1Les sources de la théorie libérale
Les origines indirectes : les ancêtres des libertés
La Grèce antique est la mère de la démocratie, elle permet de reconnaître aux individus le droit de participer à la vie politique de la cité. Toutefois, ce statut est réservé aux hommes libres, excluant les femmes et les esclaves. Le principe d’égalité est encore loin d’être respecté. De même, il n’y a pas de liberté individuelle, car la cité intervient dans tous les domaines de la vie quotidienne.
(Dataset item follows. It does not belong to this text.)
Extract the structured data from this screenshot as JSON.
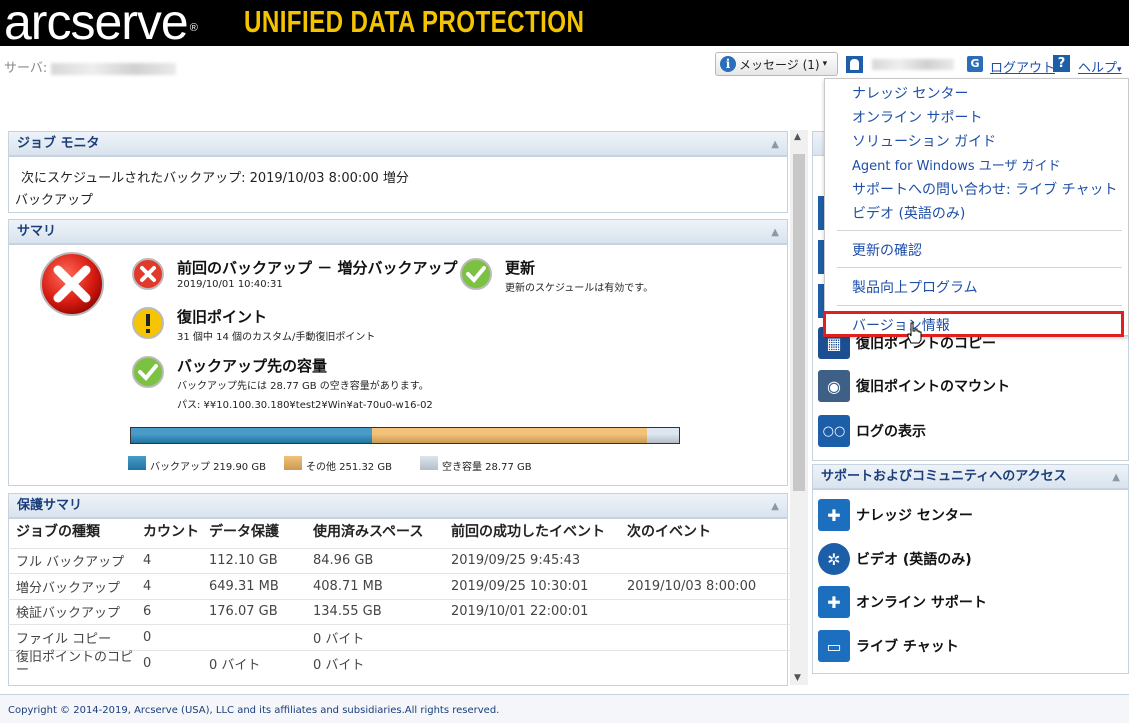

Il existe néanmoins certaines réglementations qui sont protectrices des libertés publiques : par exemple, les principes posés par Solon (vie siècle avant J.-C.) ébauchent la notion de sûreté : lorsqu’un homme asservi pour dettes a été affranchi, il ne peut plus être asservi de nouveau pour le même motif.
En outre, certaines philosophies précèdent la philosophie libérale en plaçant la dignité et l’universalité de l’homme au cœur de leurs théories. Par exemple, pour les sophistes, l’homme est la mesure de toute chose (Protagoras).